É fundamental diferenciar consciência e maquiagem. Acho que há muito progresso e que a maioria segue a direção certa. E há uns 800 estudos publicados demonstrando que algumas coisas aconteceram, sim. Certos setores, no entanto, não avançaram muito. O farmacêutico costumava seguir motivações nobres e hoje só quer saber de dinheiro; não estou vendo isso mudar. A Johnson & Johnson acaba de pagar US$ 4 bilhões em multas por seu remédio antipsicótico e, mesmo sabendo de seus efeitos negativos sobre as pessoas, continua a produzi-lo. Não há consequências, não há vergonha. Pagam multas bilionárias e não aprendem a lição; não resolvem o problema. 

**A quantas anda a consciência nas economias emergentes?** 

Já tivemos diversos eventos na Colômbia, no Chile, no México e na África do Sul. Os gestores desses países ficam muito animados com nossos eventos e querem aplicar essas ideias. Acreditamos que elas são igualmente aplicáveis nesses locais, só que as organizações que querem ser conscientes têm um desafio dobrado ali, porque precisam assumir muito mais responsabilidades – seus governos dão bem menos suporte à população, seja em segurança, seja em infraestrutura. Na Índia, por exemplo, muitas empresas fornecem casas, educação, saúde e transporte para as pessoas. Acho que, nas economias emergentes, o propósito precisa ser realmente muito forte para uma organização praticar o capitalismo consciente. 

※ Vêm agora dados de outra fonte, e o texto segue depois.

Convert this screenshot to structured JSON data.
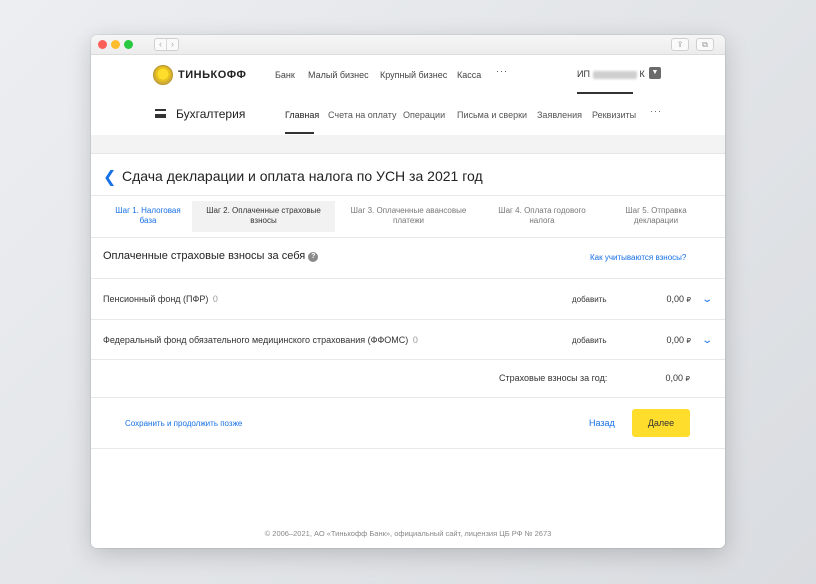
{
  "browser": {
    "nav_back": "‹",
    "nav_forward": "›",
    "share_icon": "⇪",
    "tabs_icon": "⧉"
  },
  "top_nav": {
    "brand": "ТИНЬКОФФ",
    "items": [
      "Банк",
      "Малый бизнес",
      "Крупный бизнес",
      "Касса"
    ],
    "more": "···",
    "user_prefix": "ИП",
    "user_suffix": "К"
  },
  "sub_nav": {
    "section_title": "Бухгалтерия",
    "items": [
      "Главная",
      "Счета на оплату",
      "Операции",
      "Письма и сверки",
      "Заявления",
      "Реквизиты"
    ],
    "more": "···"
  },
  "page": {
    "title": "Сдача декларации и оплата налога по УСН за 2021 год",
    "steps": [
      "Шаг 1. Налоговая база",
      "Шаг 2. Оплаченные страховые взносы",
      "Шаг 3. Оплаченные авансовые платежи",
      "Шаг 4. Оплата годового налога",
      "Шаг 5. Отправка декларации"
    ],
    "active_step": 2,
    "section_heading": "Оплаченные страховые взносы за себя",
    "help_link": "Как учитываются взносы?",
    "rows": [
      {
        "label": "Пенсионный фонд (ПФР)",
        "count": "0",
        "action": "добавить",
        "amount": "0,00",
        "currency": "₽"
      },
      {
        "label": "Федеральный фонд обязательного медицинского страхования (ФФОМС)",
        "count": "0",
        "action": "добавить",
        "amount": "0,00",
        "currency": "₽"
      }
    ],
    "total_label": "Страховые взносы за год:",
    "total_amount": "0,00",
    "total_currency": "₽",
    "save_later": "Сохранить и продолжить позже",
    "back": "Назад",
    "next": "Далее"
  },
  "footer": "© 2006–2021, АО «Тинькофф Банк», официальный сайт, лицензия ЦБ РФ № 2673",
  "colors": {
    "accent_blue": "#1771e6",
    "brand_yellow": "#ffdd2d"
  }
}
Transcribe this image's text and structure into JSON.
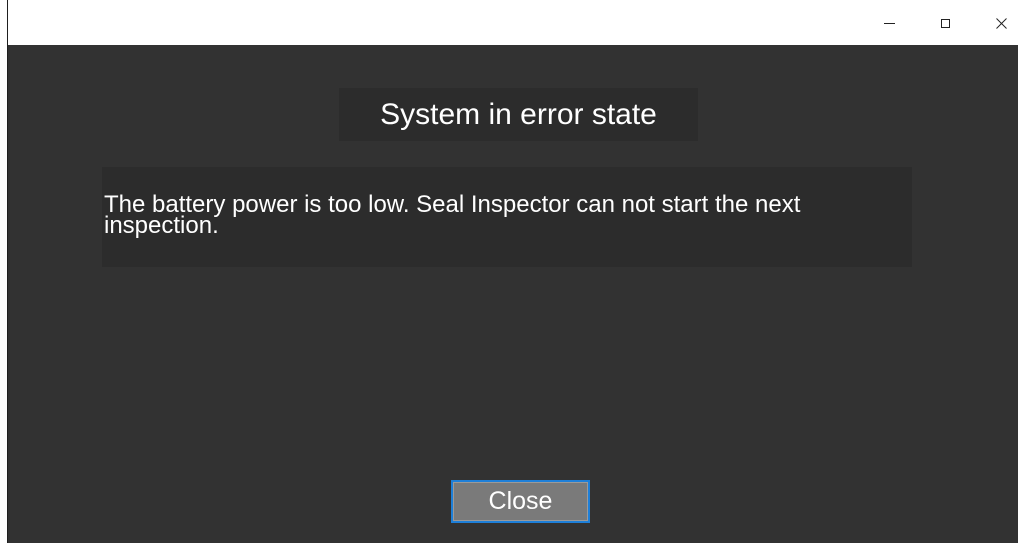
{
  "window": {
    "controls": {
      "minimize_icon": "minimize-icon",
      "maximize_icon": "maximize-icon",
      "close_icon": "close-icon"
    }
  },
  "dialog": {
    "title": "System in error state",
    "message": "The battery power is too low. Seal Inspector can not start the next inspection.",
    "close_label": "Close"
  },
  "colors": {
    "background": "#323232",
    "panel": "#2c2c2c",
    "text": "#ffffff",
    "button": "#7a7a7a",
    "button_focus_border": "#1e7fd8"
  }
}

**Como o sr. vê o futuro do trabalho nesse capitalismo?**

Boa pergunta. Freud dizia que “amor e trabalho são os pilares de nossa humanidade”. Trabalhar é humano; animais não trabalham a não ser que sejam obrigados, mas seres humanos sentem necessidade de trabalhar. 

Trabalhamos cerca de 100 mil horas de nossa vida. Agora, como o tempo para trabalhar é limitado, uma pessoa precisa estar no contexto certo, em solo fértil, para atingir algo significativo. 

E não há solo fértil para a maioria de nós. Esse solo é a organização, a cultura, a liderança, os valores, o círculo de segurança. Quando isso não existe, agimos pelo instinto de sobrevivência e, assim, somos vítimas do medo. 

O futuro do trabalho em um capitalismo consciente incluirá as condições para que indivíduos normais consigam fazer coisas extraordinárias, preparando e oferecendo o solo fértil. Uma cultura de amor e cuidado, de confiança e transparência e com um propósito maior – que depende muito da liderança shakti – será capaz de motivar as pessoas, levando-as a descobrir seu poder interior e a fazer coisas extraordinárias. 

O que as empresas impõem aos colaboradores hoje é totalitarismo, escravidão. A maioria das pessoas nasce com a música tocando dentro de si e morre com ela ainda lá dentro. A música nunca sai. Imagine quanto a economia não perde com isso.